Making no effort to disguise his irritation, Golitsin said, “Why does it matter? He got away. Now we’ll find him.”

“It matters because I say it does.”

“Is that right?”

“Yeah, I’m just trying to figure out how all your morons got made asses of.” His lips curled and he watched Golitsin. “Remind
me, how old is this Konevitch guy? Who trained him to be such a Houdini? The KGB? The army?”

“Vladimir was the moron who let this happen. He was your man, last time I checked.”

“Yeah, on loan to you for the past year, last time I checked. When I sent you Vladimir, he was a real killing machine. Your
cretins polluted him, turned him stupid and clumsy.”

Golitsin held his breath and counted to ten. An hour before, they had sniped back and forth like this for a full fifteen minutes.
He gathered as much patience as he could muster and said, “Tell me what your people are doing.”

Nicky had broken his spell of boredom and gotten his blood; he could wait until the next opportunity rolled around. He fought
back a smile and said, “All right. Word’s been passed to all my guys in East Europe. Since we got their passports, they’ll
need new ones, right? So what are they gonna do? Try and buy phonies, right? Every counterfeiter and half-assed fabricator
in Hungary’s been warned to pass word the second they make contact.”

Golitsin nodded. Sounded good.

Nicky pulled out another black cheroot and lit up. “I got pick-pocket teams working every train and plane station in Europe.
They been told to keep a good eye out for a gimpy giant, a blonde runt, and a rich American fatty.”

The twit who had just detailed his own efforts at corralling Alex at transportation terminals leaned forward and advised Nicky,
“Consider giving them photographs instead. Our experience shows that visual representations always work better than verbal
descriptions.” He produced a crooked smile. “If you have fax machines, I’ll provide copies.”

He instantly regretted that he had opened his mouth. “Fax machines?” Nicky roared. He looked ready to bounce out of his seat
and strangle the twit. “Oh, sure, moron. Hell, every pickpocket’s got one. You know, stuffed in his back pocket.” The other
former agents at the table instantly hated the thick-necked dolt for his stupid remark. Little wonder they never caught Nicky.

Nicky planted his leather elbows on the table. “Listen up, ass-hole. They don’t need no pictures. Pickpockets are… what? Observant,
right? It’s what they do. All day, staring at people, sizing ’em up.

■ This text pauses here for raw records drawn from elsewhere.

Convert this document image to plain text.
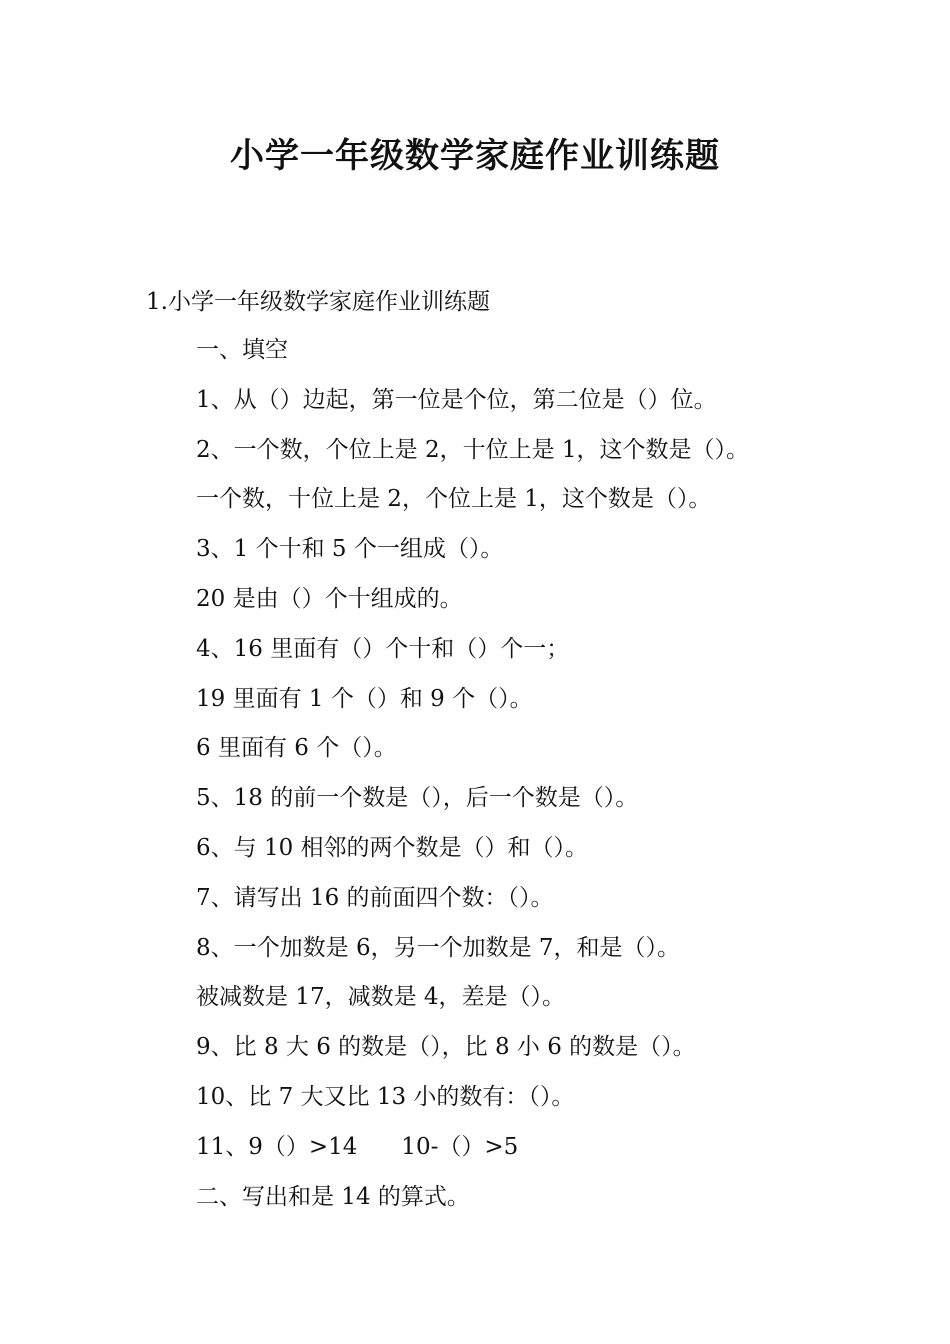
小学一年级数学家庭作业训练题

1.小学一年级数学家庭作业训练题

一、填空
1、从（）边起，第一位是个位，第二位是（）位。
2、一个数，个位上是 2，十位上是 1，这个数是（）。
一个数，十位上是 2，个位上是 1，这个数是（）。
3、1 个十和 5 个一组成（）。
20 是由（）个十组成的。
4、16 里面有（）个十和（）个一；
19 里面有 1 个（）和 9 个（）。
6 里面有 6 个（）。
5、18 的前一个数是（），后一个数是（）。
6、与 10 相邻的两个数是（）和（）。
7、请写出 16 的前面四个数：（）。
8、一个加数是 6，另一个加数是 7，和是（）。
被减数是 17，减数是 4，差是（）。
9、比 8 大 6 的数是（），比 8 小 6 的数是（）。
10、比 7 大又比 13 小的数有：（）。
11、9（）>14      10-（）>5
二、写出和是 14 的算式。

They can tell in a blink if a mark’s got ten bucks in
their pocket and who’s got a thousand.”

Another withering glare at the fool and Nicky clammed up. Why cast pearls before swine? He lit another cigarette and collapsed
back into his chair.

The next man in line, in an earlier life the Ministry of Interior’s liaison to Interpol, squirmed for a moment, stared down
at the table, picked at a scab on his nose, then as quietly as he could, mumbled, “I called my former colleagues and alerted
them that a warrant for Alex’s arrest would be coming their way within hours.”

Time for the next man in line to speak up. Nobody did, and the silence quickly turned deafening.

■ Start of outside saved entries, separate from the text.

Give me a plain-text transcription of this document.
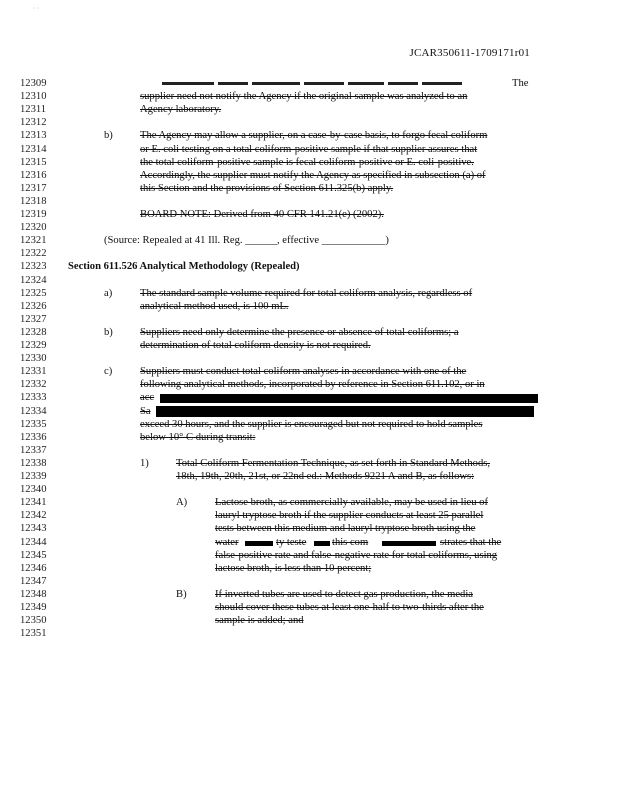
· ·
JCAR350611-1709171r01
12309	The
12310	supplier need not notify the Agency if the original sample was analyzed to an
12311	Agency laboratory.
12312
12313	b)	The Agency may allow a supplier, on a case-by-case basis, to forgo fecal coliform
12314	or E. coli testing on a total coliform-positive sample if that supplier assures that
12315	the total coliform-positive sample is fecal coliform-positive or E. coli-positive.
12316	Accordingly, the supplier must notify the Agency as specified in subsection (a) of
12317	this Section and the provisions of Section 611.325(b) apply.
12318
12319	BOARD NOTE: Derived from 40 CFR 141.21(e) (2002).
12320
12321	(Source: Repealed at 41 Ill. Reg. ______, effective ____________)
12322
12323 Section 611.526 Analytical Methodology (Repealed)
12324
12325	a)	The standard sample volume required for total coliform analysis, regardless of
12326	analytical method used, is 100 mL.
12327
12328	b)	Suppliers need only determine the presence or absence of total coliforms; a
12329	determination of total coliform density is not required.
12330
12331	c)	Suppliers must conduct total coliform analyses in accordance with one of the
12332	following analytical methods, incorporated by reference in Section 611.102, or in
12333	acc
12334	Sa
12335	exceed 30 hours, and the supplier is encouraged but not required to hold samples
12336	below 10° C during transit:
12337
12338	1)	Total Coliform Fermentation Technique, as set forth in Standard Methods,
12339	18th, 19th, 20th, 21st, or 22nd ed.: Methods 9221 A and B, as follows:
12340
12341	A)	Lactose broth, as commercially available, may be used in lieu of
12342	lauryl tryptose broth if the supplier conducts at least 25 parallel
12343	tests between this medium and lauryl tryptose broth using the
12344	water	ty teste this com	strates that the
12345	false-positive rate and false-negative rate for total coliforms, using
12346	lactose broth, is less than 10 percent;
12347
12348	B)	If inverted tubes are used to detect gas production, the media
12349	should cover these tubes at least one-half to two-thirds after the
12350	sample is added; and
12351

The man stole a quick sideways peek at Golitsin, who was staring back with a mean scowl. “And what are they doing about it?”
Golitsin snapped, his scowl deepening.

This was not the question the man wanted to hear. “And they… they listened.”

“Listened?”

“Well… umh, yes. Interpol won’t do anything until a formal request is launched through appropriate legal channels. Can’t really.
The protocol is written in stone. It’s a very bureaucratic and—”

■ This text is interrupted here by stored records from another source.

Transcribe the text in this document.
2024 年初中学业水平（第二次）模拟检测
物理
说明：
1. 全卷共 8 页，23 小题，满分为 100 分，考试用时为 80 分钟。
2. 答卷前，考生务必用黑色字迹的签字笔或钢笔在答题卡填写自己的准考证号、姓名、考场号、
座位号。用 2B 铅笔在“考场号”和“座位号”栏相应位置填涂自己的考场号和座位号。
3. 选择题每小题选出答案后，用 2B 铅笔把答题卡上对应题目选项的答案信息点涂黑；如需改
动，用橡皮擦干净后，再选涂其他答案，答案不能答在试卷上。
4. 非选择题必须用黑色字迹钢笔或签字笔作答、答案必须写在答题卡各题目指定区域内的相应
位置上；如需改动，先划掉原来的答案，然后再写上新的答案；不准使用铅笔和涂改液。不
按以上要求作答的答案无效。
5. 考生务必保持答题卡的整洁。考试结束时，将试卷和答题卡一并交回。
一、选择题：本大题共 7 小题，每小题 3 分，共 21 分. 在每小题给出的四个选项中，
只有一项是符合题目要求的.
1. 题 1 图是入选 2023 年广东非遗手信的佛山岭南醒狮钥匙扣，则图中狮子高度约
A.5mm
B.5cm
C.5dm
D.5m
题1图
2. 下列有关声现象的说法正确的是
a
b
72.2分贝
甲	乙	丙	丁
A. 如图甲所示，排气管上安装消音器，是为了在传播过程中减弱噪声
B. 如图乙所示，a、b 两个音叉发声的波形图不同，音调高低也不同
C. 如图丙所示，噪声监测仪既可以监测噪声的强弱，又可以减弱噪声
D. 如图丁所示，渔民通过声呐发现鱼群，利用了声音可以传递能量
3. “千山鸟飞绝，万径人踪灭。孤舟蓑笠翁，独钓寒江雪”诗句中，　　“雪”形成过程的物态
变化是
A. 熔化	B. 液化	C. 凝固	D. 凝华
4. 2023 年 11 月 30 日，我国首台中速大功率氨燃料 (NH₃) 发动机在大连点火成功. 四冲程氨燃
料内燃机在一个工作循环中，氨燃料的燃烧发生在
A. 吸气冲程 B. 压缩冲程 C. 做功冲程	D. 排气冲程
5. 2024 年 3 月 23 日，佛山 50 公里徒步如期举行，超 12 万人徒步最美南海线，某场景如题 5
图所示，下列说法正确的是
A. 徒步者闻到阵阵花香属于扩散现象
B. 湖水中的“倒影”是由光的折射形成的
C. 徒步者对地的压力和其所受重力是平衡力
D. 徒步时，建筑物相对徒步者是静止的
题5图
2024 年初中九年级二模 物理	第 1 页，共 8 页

“You’re saying Interpol won’t do anything?”

“No. I’m… I’m not saying that.”

The other sharks around the table were edging forward in their seats, waiting for the fireworks to erupt. Oh yeah, pal, that’s
what you’re saying, no question about it. “Then explain to me what you meant,” Golitsin barked.

“We… that is, we, as executives of Konevitch Associates, we don’t, well… we don’t exactly have the legal authority to demand
an arrest. Interpol wants to see a legitimate warrant before it will act.”